Comparing groups within a dataset is another aspect of analysis. Here, we will use some tools from Python.
Libraries & Data Prep
First, we need to load our libraries and prepare our data. Below is the code for the libraries we need.
import seaborn as sns
from pydataset import data
import matplotlib.pyplot as plt
The first and last lines load the libraries we need for data visualization. The second line loads the data() function from pydataset, where our data will come from. Below is the code for loading our data.
df=data('Prestige')
df.head()

Our data is the Prestige dataset from the data() function, loaded as the object df. The .head() method displays the first few lines of our dataset. This dataset contains various jobs measured in terms of education, income, women, prestige, census, and type. We are now ready to create our first comparison.
Histogram Comparision
The histogram comparison allows us to compare the shape of different distributions of data when the histograms overlap each other. We will compare the income distribution by job type in the code below.
# Filter dataset for prof
sns.kdeplot(df[df.type == 'prof'].income,
# Shade under kde and add a helpful label
fill = True,
label = 'prof')
# Filter dataset for non prof
sns.kdeplot(df[df.type != 'prof'].income,
# Again, shade under kde and add a helpful label
fill = True,
label = 'non-prof')
plt.show()

We create the first plot (blue color) by submitting the data for “prof” and income. We repeat this process and subset the data for individuals who are not “prof.”The plot shows that there is a broader distribution of income for people whose job type is professional. We could confirm this with a t-test or ANOVA, but the visual can often help to determine if statistical testing is appropriate
Rug Plot
A rug plot serves a similar purpose to a histogram. The main difference is that a rug plot includes ticks along the x-axis that help to show where data points are located. This knowledge can be used to remove outliers when necessary. Below is the code, output, and explanation of how to create a rug plot.
sns.kdeplot(df[df.type == 'prof'].income,
label = 'prof',
# Turn the color blue to stand out
color = 'green')
sns.kdeplot(df[df.type != 'prof'].income,
label = 'Other types',
# Turn the color gray
color = 'red')
# Turn on rugplot
sns.rugplot(df[df.type == 'prof'].income,
label = 'prof',
color = 'green')
sns.rugplot(df[df.type != 'prof'].income,
label = 'Other types',
color = 'red')
plt.show()

The first two blocks of code are the same as the last example and make the histograms.
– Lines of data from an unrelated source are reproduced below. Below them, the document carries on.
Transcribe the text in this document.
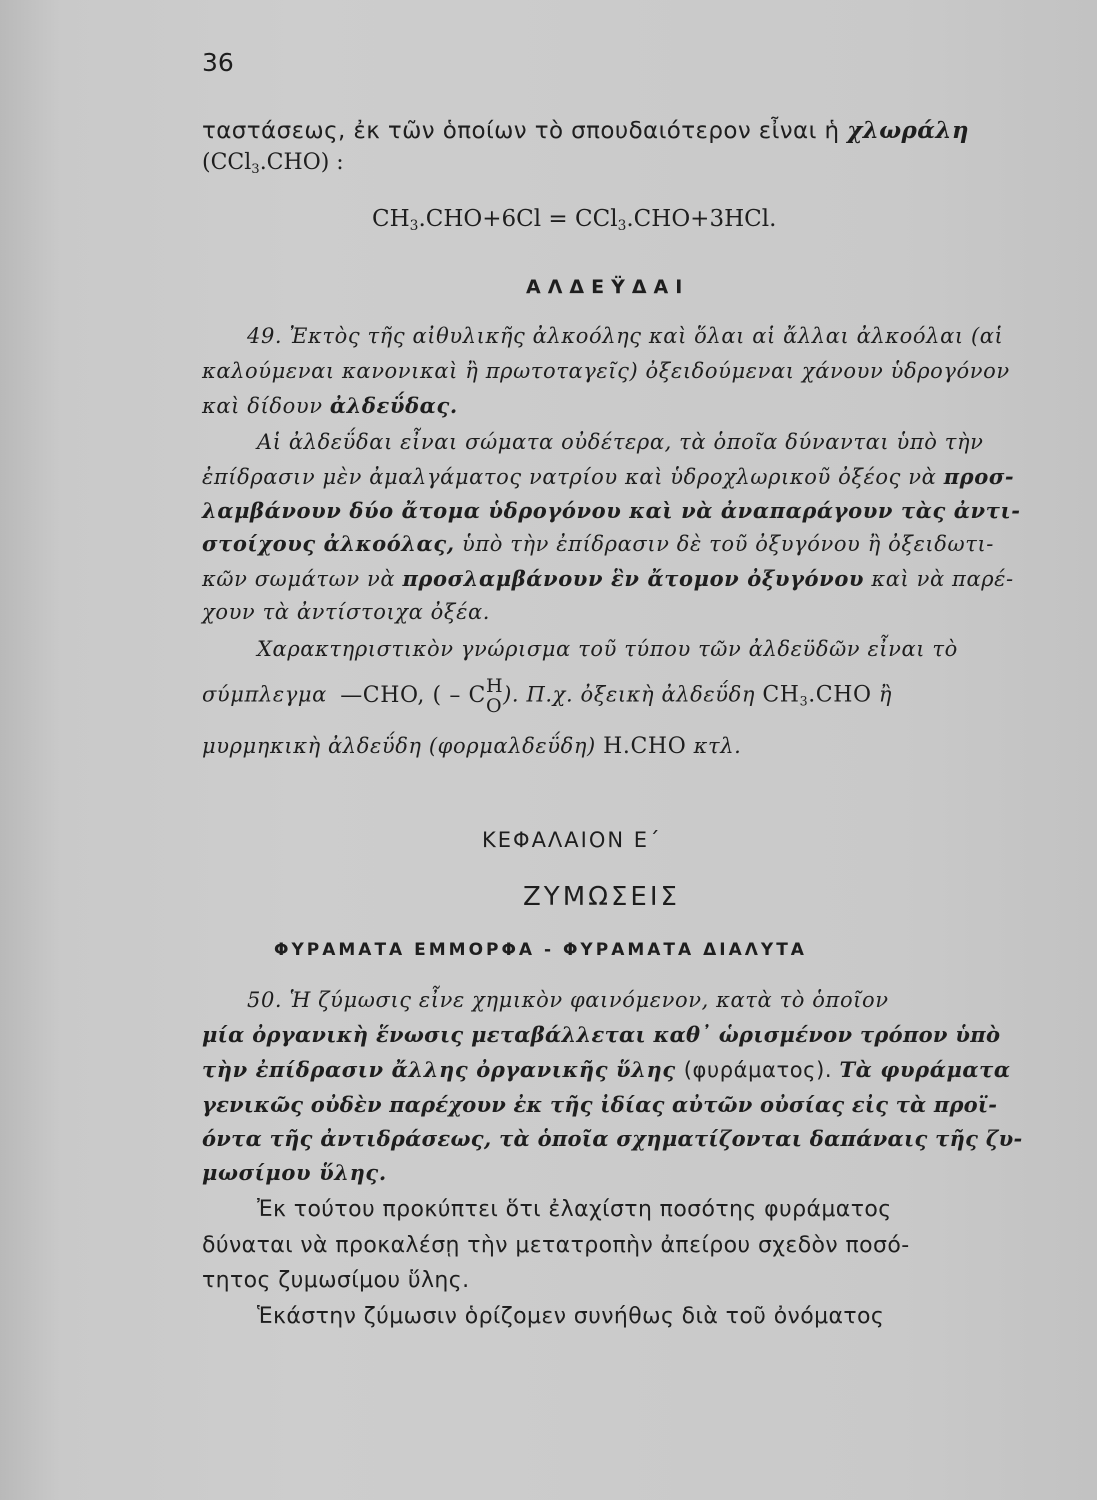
36
ταστάσεως, ἐκ τῶν ὁποίων τὸ σπουδαιότερον εἶναι ἡ χλωράλη
(CCl$_3$.CHO) :
$CH_3.CHO+6Cl = CCl_3.CHO+3HCl$.
ΑΛΔΕΫΔΑΙ
49. Ἐκτὸς τῆς αἰθυλικῆς ἀλκοόλης καὶ ὅλαι αἱ ἄλλαι ἀλκοόλαι (αἱ
καλούμεναι κανονικαὶ ἢ πρωτοταγεῖς) ὀξειδούμεναι χάνουν ὑδρογόνον
καὶ δίδουν ἀλδεΰδας.
Αἱ ἀλδεΰδαι εἶναι σώματα οὐδέτερα, τὰ ὁποῖα δύνανται ὑπὸ τὴν
ἐπίδρασιν μὲν ἀμαλγάματος νατρίου καὶ ὑδροχλωρικοῦ ὀξέος νὰ προσ-
λαμβάνουν δύο ἄτομα ὑδρογόνου καὶ νὰ ἀναπαράγουν τὰς ἀντι-
στοίχους ἀλκοόλας, ὑπὸ τὴν ἐπίδρασιν δὲ τοῦ ὀξυγόνου ἢ ὀξειδωτι-
κῶν σωμάτων νὰ προσλαμβάνουν ἓν ἄτομον ὀξυγόνου καὶ νὰ παρέ-
χουν τὰ ἀντίστοιχα ὀξέα.
Χαρακτηριστικὸν γνώρισμα τοῦ τύπου τῶν ἀλδεϋδῶν εἶναι τὸ
σύμπλεγμα —CHO, ( – C H
O ). Π.χ. ὀξεικὴ ἀλδεΰδη $CH_3.CHO$ ἢ
μυρμηκικὴ ἀλδεΰδη (φορμαλδεΰδη) H.CHO κτλ.
ΚΕΦΑΛΑΙΟΝ Ε΄
ΖΥΜΩΣΕΙΣ
ΦΥΡΑΜΑΤΑ ΕΜΜΟΡΦΑ - ΦΥΡΑΜΑΤΑ ΔΙΑΛΥΤΑ
50. Ἡ ζύμωσις εἶνε χημικὸν φαινόμενον, κατὰ τὸ ὁποῖον
μία ὀργανικὴ ἕνωσις μεταβάλλεται καθ᾽ ὡρισμένον τρόπον ὑπὸ
τὴν ἐπίδρασιν ἄλλης ὀργανικῆς ὕλης (φυράματος). Τὰ φυράματα
γενικῶς οὐδὲν παρέχουν ἐκ τῆς ἰδίας αὐτῶν οὐσίας εἰς τὰ προϊ-
όντα τῆς ἀντιδράσεως, τὰ ὁποῖα σχηματίζονται δαπάναις τῆς ζυ-
μωσίμου ὕλης.
Ἐκ τούτου προκύπτει ὅτι ἐλαχίστη ποσότης φυράματος
δύναται νὰ προκαλέσῃ τὴν μετατροπὴν ἀπείρου σχεδὸν ποσό-
τητος ζυμωσίμου ὕλης.
Ἑκάστην ζύμωσιν ὁρίζομεν συνήθως διὰ τοῦ ὀνόματος
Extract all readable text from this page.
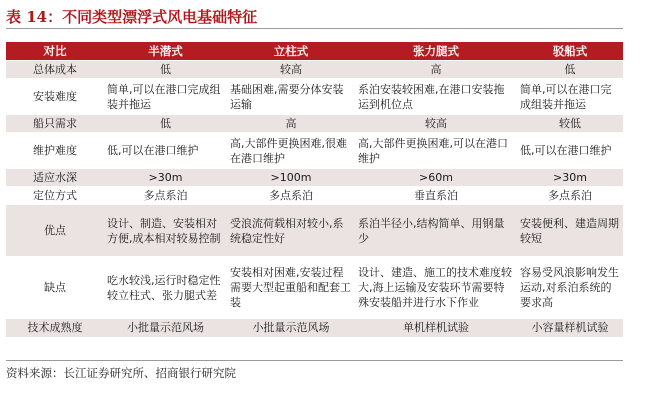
表 14：不同类型漂浮式风电基础特征
对比	半潜式	立柱式	张力腿式	驳船式
总体成本	低	较高	高	低
安装难度	简单,可以在港口完成组装并拖运	基础困难,需要分体安装运输	系泊安装较困难,在港口安装拖运到机位点	简单,可以在港口完成组装并拖运
船只需求	低	高	较高	较低
维护难度	低,可以在港口维护	高,大部件更换困难,很难在港口维护	高,大部件更换困难,可以在港口维护	低,可以在港口维护
适应水深	>30m	>100m	>60m	>30m
定位方式	多点系泊	多点系泊	垂直系泊	多点系泊
优点	设计、制造、安装相对方便,成本相对较易控制	受浪流荷载相对较小,系统稳定性好	系泊半径小,结构简单、用钢量少	安装便利、建造周期较短
缺点	吃水较浅,运行时稳定性较立柱式、张力腿式差	安装相对困难,安装过程需要大型起重船和配套工装	设计、建造、施工的技术难度较大,海上运输及安装环节需要特殊安装船并进行水下作业	容易受风浪影响发生运动,对系泊系统的要求高
技术成熟度	小批量示范风场	小批量示范风场	单机样机试验	小容量样机试验
资料来源：长江证券研究所、招商银行研究院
The main difference is that no color fills the inside of the histograms. The new code is the two blocks of code that use the rugplot() method. The code for the arguments within the ruplot() method is almost the same as for the histogram, so there is little to discuss.
Swarm Plot
The swarm plot provides a different way to visualize a distribution. Like the histogram, it can be useful for comparison. In the code below, we use a swarm plot to look at the distribution of education by job type.
# Plot beeswarm
sns.swarmplot(y = "type",
x = 'education',
data = df,
# Decrease the size of the points to avoid crowding
size = 3)
# Give a descriptive title
plt.title('Education and Type')
plt.show()

The code is straightforward. You use the swarmplot() method and put in your values for the x and y axes. The plot shows you that prof job types have a higher level of education compared to the other job types.
Conclusion
People have their preferences for how they want to view data. The point here was not to state that one method was better than another. Rather, the goal was to raise awareness of the available options and to show how they can be created using Python.